Sunday , November 24 2024

‘I’m going now’: final message of Vietnamese worker drowned in Channel


On Nov. 24, Le Van Hau from Nghe An Province greeted his wife via social media, saying “I’m going now”, his final message before a fateful crossing.

Le Van Hau was among 27 migrants who drowned when their boat sank in the Channel last month while trying to reach Britain.

At noon Saturday, Nguyen Thi Phuong Thao, Hau’s wife, held their four-year-old daughter tightly in their small home in Van Thanh Commune, Yen Thanh District of Nghe An Province in north central Vietnam, her eyes red, repeatedly calling her husband’s name.

The little girl was bewildered and did not understand why her mother and grandparents were crying.

Hau is the youngest son in a farming family with two brothers. After finishing high school, Hau found work and married Thao five years ago, living in a flat-roof house with her parents and elder brother. Due to their hard life and financial burdens, Hau borrowed more than VND300 million ($13,056) to find legal work in Poland.

On Nov. 18, Hau took a flight to Poland. On the same day, he continued on to France, without explanation.
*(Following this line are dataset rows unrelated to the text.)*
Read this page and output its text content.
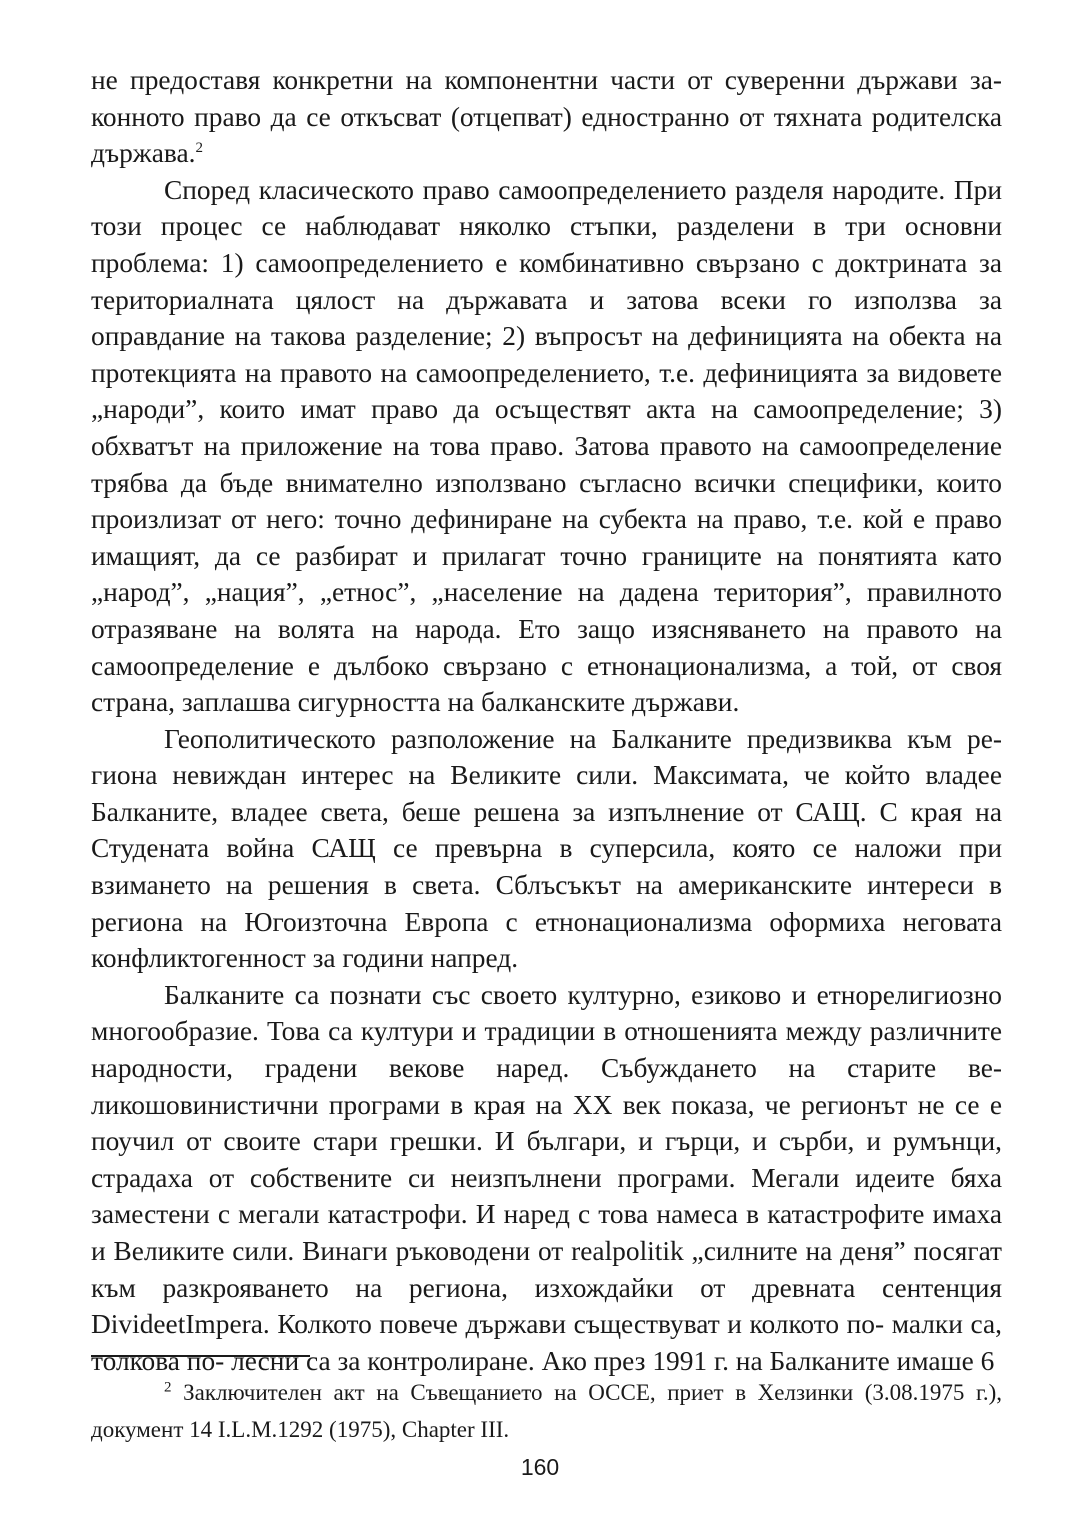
не предоставя конкретни на компонентни части от суверенни държави законното право да се откъсват (отцепват) едностранно от тяхната родителска държава.$^2$

Според класическото право самоопределението разделя народите. При този процес се наблюдават няколко стъпки, разделени в три основни проблема: 1) самоопределението е комбинативно свързано с доктрината за териториалната цялост на държавата и затова всеки го използва за оправдание на такова разделение; 2) въпросът на дефиницията на обекта на протекцията на правото на самоопределението, т.е. дефиницията за видовете „народи”, които имат право да осъществят акта на самоопределение; 3) обхватът на приложение на това право. Затова правото на самоопределение трябва да бъде внимателно използвано съгласно всички специфики, които произлизат от него: точно дефиниране на субекта на право, т.е. кой е право имащият, да се разбират и прилагат точно границите на понятията като „народ”, „нация”, „етнос”, „население на дадена територия”, правилното отразяване на волята на народа. Ето защо изясняването на правото на самоопределение е дълбоко свързано с етнонационализма, а той, от своя страна, заплашва сигурността на балканските държави.

Геополитическото разположение на Балканите предизвиква към региона невиждан интерес на Великите сили. Максимата, че който владее Балканите, владее света, беше решена за изпълнение от САЩ. С края на Студената война САЩ се превърна в суперсила, която се наложи при взимането на решения в света. Сблъсъкът на американските интереси в региона на Югоизточна Европа с етнонационализма оформиха неговата конфликтогенност за години напред.

Балканите са познати със своето културно, езиково и етнорелигиозно многообразие. Това са култури и традиции в отношенията между различните народности, градени векове наред. Събуждането на старите великошовинистични програми в края на ХХ век показа, че регионът не се е поучил от своите стари грешки. И българи, и гърци, и сърби, и румънци, страдаха от собствените си неизпълнени програми. Мегали идеите бяха заместени с мегали катастрофи. И наред с това намеса в катастрофите имаха и Великите сили. Винаги ръководени от realpolitik „силните на деня” посягат към разкрояването на региона, изхождайки от древната сентенция DivideetImpera. Колкото повече държави съществуват и колкото по- малки са, толкова по- лесни са за контролиране. Ако през 1991 г. на Балканите имаше 6

$^2$ Заключителен акт на Съвещанието на ОССЕ, приет в Хелзинки (3.08.1975 г.), документ 14 I.L.M.1292 (1975), Chapter III.

160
During his days living in a tent in France, he sometimes called his relatives, telling them he was waiting for an opportunity to cross to the U.K. He also shared pictures of meals with foreign migrants.

He messaged his wife again on Nov. 24 via social media, saying “I’m going to the U.K. now.” Thao did not have enough time to say anything before the connection was lost. A day later, international newspapers reported a boat had sunk in the English Channel, killing 27 people.

Over the following days, the family anxiously waited for a call from Hau, but to no avail. More than 20 days later, they contacted the Vietnamese Embassy in France, learning Hau had been among the drowning victims.

“My husband said he would work abroad for a few years to earn money and then return home to improve my family’s living conditions but now I can’t contact him anymore,” said Thao while crying.

Standing at a newly built altar for his son, Le Van Chau, 57, said the family’s biggest wish for now is to receive support from Vietnamese authorities to bring Hau’s ashes home.

“If it takes hundreds of millions of dong to bring my son’s ashes home, our family could not afford it. If we borrow money from the bank, we will not be able to pay the debt later,” said Chau, adding his wife is suffering from cancer.

Local authorities in Yen Thanh District said they had not yet received any information from competent authorities related to a local resident being killed in the English Channel boat sinking.

The accident was the most deadly involving a migrant boat in the Channel and cast a spotlight on the increasing number of desperate people seeking to cross the narrow waterway between France and Britain.

Authorities often have difficulties identifying dead migrants because they do not carry official documents and their family members frequently have to travel from remote areas overseas to identify their remains.

For years, many poverty-hit Vietnamese have traveled to Europe to find better jobs with higher salaries, some losing their lives in the process.

In 2019, U.K. emergency services discovered the bodies of 39 Vietnamese people in a refrigerated container truck at Waterglade Industrial Park in Grays, Essex County, east of London.